DANDALAS KÖPRÜSÜ, KARACASU, AYDIN

Afrodisyas’a gitmek üzere, 16 Ekim’de Marmaris’ten öğle vakti ayrıldım. Afrodisyas’a saat 16.00 civarında ulaştım. Ancak, Afrodisyas’ı gezmeyi bitiremedim. Akşam olmuştu. Nerede kalabileceğimi soruştururken, Karacasu girişinde Elmas pansiyonun uygun olduğunu Afrodisyas’taki görevliler söylemişti. Mesafe 10 km. kadardı. Akşam karanlığında, Elmas pansiyona ulaştım. Temiz oda, sıcak su ve yemek imkânı. Daha ne isterim.

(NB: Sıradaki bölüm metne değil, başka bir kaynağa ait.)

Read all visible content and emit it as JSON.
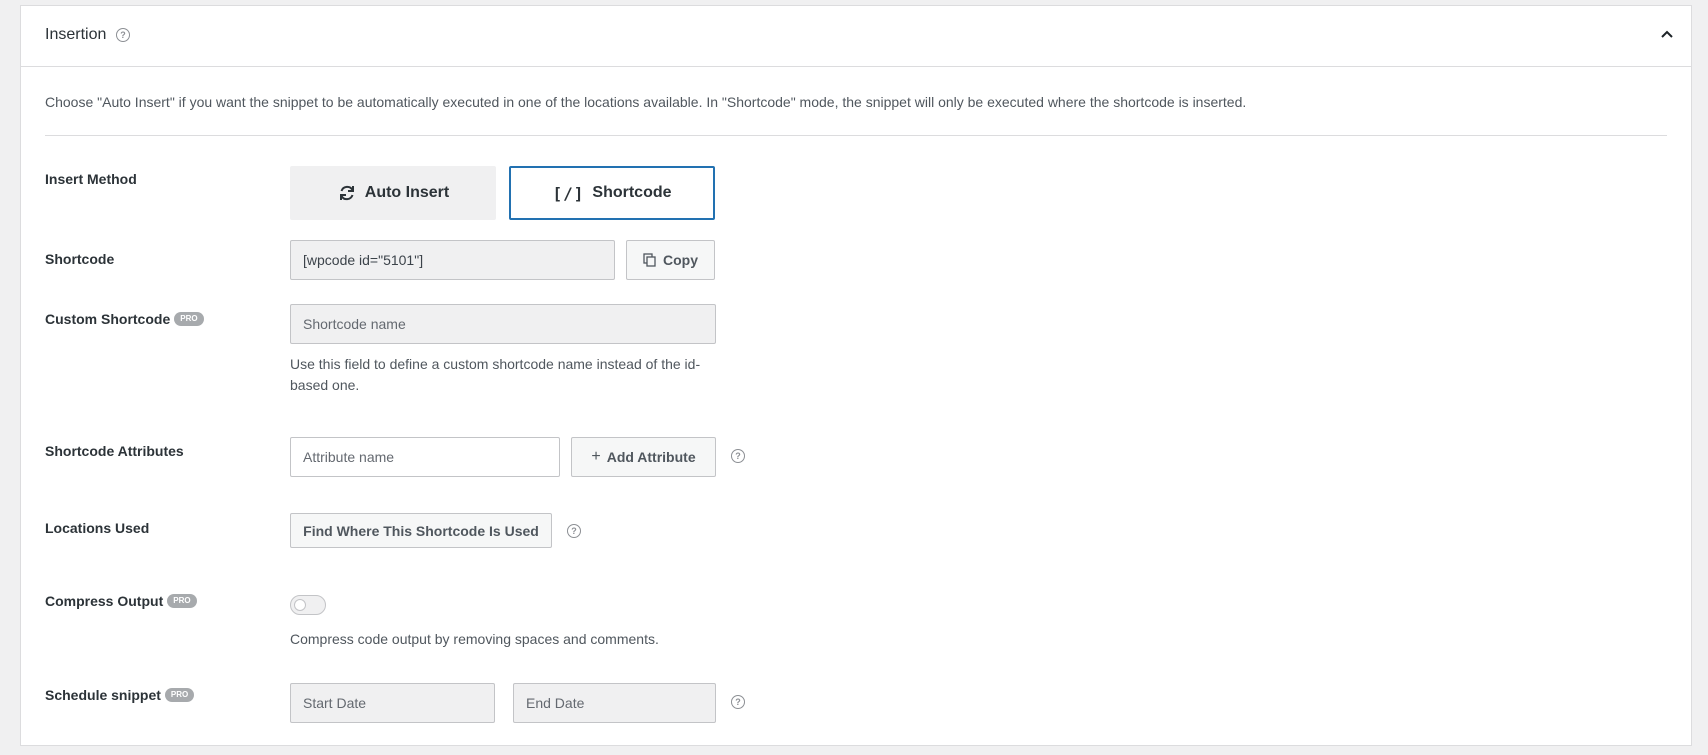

Ama bir gariplik vardı, her taraftan gelen su sesleri. Sabah gün ışığında, Dandalas çayı ve köprüsünün yanı başında olduğumu gördüm. Sabah kahvaltıda, pansiyonda kalan İngiliz ve ABD’li gruplar vardı. Onlar da Afrodisyas’ı gezmek için gelmişler.

Dandalas çayı, güneydoğu yönündeki Akdağ’dan çıkıyormuş, yeryüzüne. Batısında bulunan Karıncalıdağ ile Akdağ arasındaki vadiden kuzeye doğru akıyor, bulunduğum pansiyonun yanından geçerek, Büyük Menderes ırmağına kavuşuyor.

Dandalas çayı üzerindeki Dandalas köprüsü, Roma döneminde yapılmış. Afrodisyas’ı, batıdaki diğer antik kentlere bağlayan yol üzerinde bulunuyor. 6.30 m. genişliğinde ve 53.58 m. uzunluğunda kemerli, tek açıklıklı ve harç kullanılmadan yapılmış bir köprü.. II. Murat döneminde bir tamirat görmüş. O dönemde de önemli bir ticaret yolu üzerindeymiş. Zamanımızda köprünün orta bölümü çökmüş durumdaymış. Kemerin sağlam kalan kısmı Afrodisyas (Geyre) tarafındaki ayağı üzerindeymiş. 2015 yılında köprünün restorasyonuna başlanmış. Ancak, restorasyon sırasında kemeri desteklemek için yerleştirilen iskelenin üzerine Karacasu tarafındaki ayak yıkılınca, sağlam kalan kemer de yıkılmış. Köprünün büyük kısmı, kemer de dahil, 2019 yılında, çelik ve harç kullanılarak bitirilen restorasyonla yeniden yapılmış. Köprünün fotoğraflarında, Afrodisyas ayağındaki taş örgünün farklılığı açık bir şekilde görülüyor. Karacasu’ya ulaşım, antik dönem Dandalas köprüsünün yanı başındaki yeni köprüden sağlanıyor.

40 LI YILLARDA DANDALAS KÖPRÜSÜ

Köprünün başındaki metruk ev ve köprünün Afrodisyas ayağına yakın mesafede eski bir su değirmeni pansiyon işletmecisi Şükrü Elmas’a ait.

Yeşil bir doğa içinde bulunan su değirmeni iki savaklı ve iki taşlı. Kara değirmen olarak tabir edilen cinsten. Çatısı bozulmuş, duvarları yer yer yıkık, savakları bozuk, değirmen taşları yok. Burası için hazırlatılan projeyle, değirmeni yine eski günlerindeki gibi yaşatmak istiyor, Şükrü Elmas ve oğlu Zafer Elmas.

Bu proje gerçekleştiğinde, köprü ve değirmen, birlikte geçmişi yaşatan bir ortam yaratmış olacak.

Bir başka yazımda buluşmak üzere, esen kalın, sevgili dostlar.